Around the time the Viet Nam War was beginning to deescalate, I received a notice in the mail instructing me to register for the draft. I held the opinion that the war somehow was about money rather than freedom for Vietnamese. But I went to the Selective Service Office with no plan to do anything except what was normal and expected.
But when they handed me the registration form and I read it, I saw an option called “Conscientious Objector.” I studied the explanation and wondered if I qualified. I wasn’t a Quaker or anything, and I didn’t have a worked-out philosophy with explicit tenets, just a weakness – I didn’t want to kill anyone. But here was a category I fit into, where I wouldn’t have to be ashamed or hide my weakness from bullies. I registered CO.

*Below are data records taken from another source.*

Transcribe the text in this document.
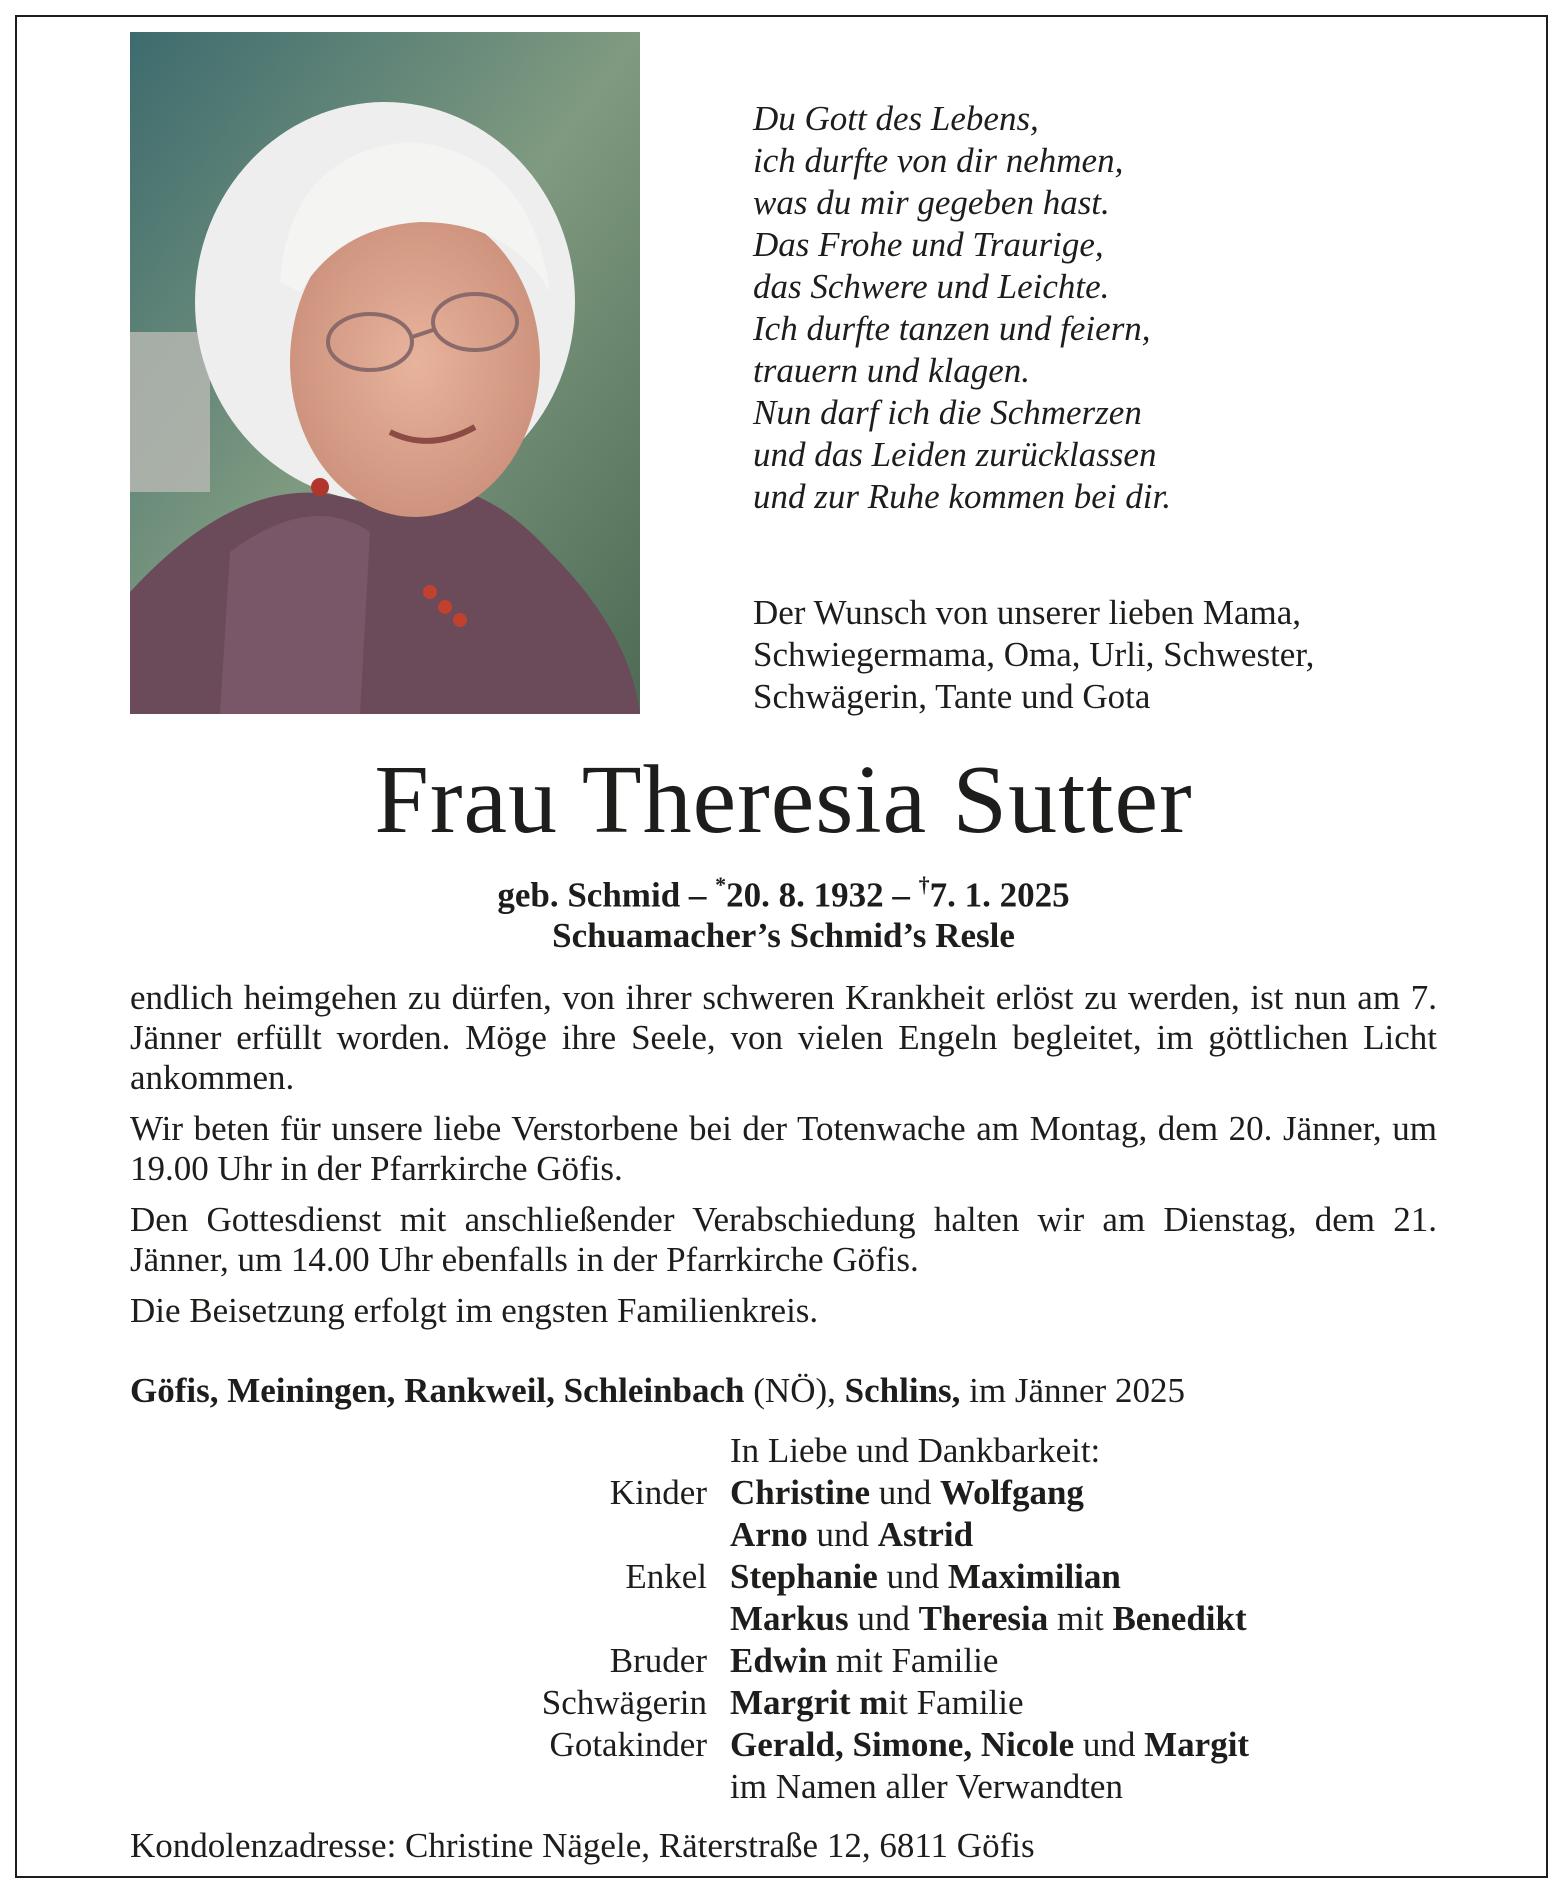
Du Gott des Lebens,
ich durfte von dir nehmen,
was du mir gegeben hast.
Das Frohe und Traurige,
das Schwere und Leichte.
Ich durfte tanzen und feiern,
trauern und klagen.
Nun darf ich die Schmerzen
und das Leiden zurücklassen
und zur Ruhe kommen bei dir.
Der Wunsch von unserer lieben Mama,
Schwiegermama, Oma, Urli, Schwester,
Schwägerin, Tante und Gota
Frau Theresia Sutter
geb. Schmid – *20. 8. 1932 – †7. 1. 2025
Schuamacher’s Schmid’s Resle

endlich heimgehen zu dürfen, von ihrer schweren Krankheit erlöst zu werden, ist nun am 7. Jänner erfüllt worden. Möge ihre Seele, von vielen Engeln begleitet, im göttlichen Licht ankommen.

Wir beten für unsere liebe Verstorbene bei der Totenwache am Montag, dem 20. Jänner, um 19.00 Uhr in der Pfarrkirche Göfis.

Den Gottesdienst mit anschließender Verabschiedung halten wir am Dienstag, dem 21. Jänner, um 14.00 Uhr ebenfalls in der Pfarrkirche Göfis.

Die Beisetzung erfolgt im engsten Familienkreis.

Göfis, Meiningen, Rankweil, Schleinbach (NÖ), Schlins, im Jänner 2025
In Liebe und Dankbarkeit:
Kinder Christine und Wolfgang
Arno und Astrid
Enkel Stephanie und Maximilian
Markus und Theresia mit Benedikt
Bruder Edwin mit Familie
Schwägerin Margrit mit Familie
Gotakinder Gerald, Simone, Nicole und Margit
im Namen aller Verwandten
Kondolenzadresse: Christine Nägele, Räterstraße 12, 6811 Göfis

I left the Selective Service Office and visited my girlfriend. She was impressed at what I’d done. It hadn’t occurred to me that I’d done something impressive, but I was a sucker for anything that made me big in the eyes of a girl. So when I got home and ran into my dad, and he asked if I’d registered, I told him with some pride that I’d registered Conscientious Objector.
“You shouldn’t do that!” he said, explaining I might not even be drafted. “It’s bad to have on your record. Go back and change it. You could be a Senator someday.”
It hadn’t even occurred to me that he might disapprove, much less that he would feel so strongly about it. And that I might be a Senator someday? I hadn’t known that he held such ambitions for me. My ambition was only to figure out what was real and true in life.
Dad loved me, but I knew I’d done the right thing, registering CO. However, Viet Nam was far away and Dad was only feet away. I was hurting him, and that was wrong, so I returned to Selective Service and said I wanted to change my registration. The lady behind the desk raised an eyebrow.
“You understand,” she said, “that even if you change, it will still be on your record?”
I hadn’t, and evidently Dad hadn’t either. I’d ruined my record. Nonetheless, the best I could do at this point was change to 1-A. Available for military service. If I were drafted, I would have to figure out what to do. Some people went to Canada. More likely, I would find a place inside the Army where I could hide and pretend I wasn’t part of it and always keep the safety on.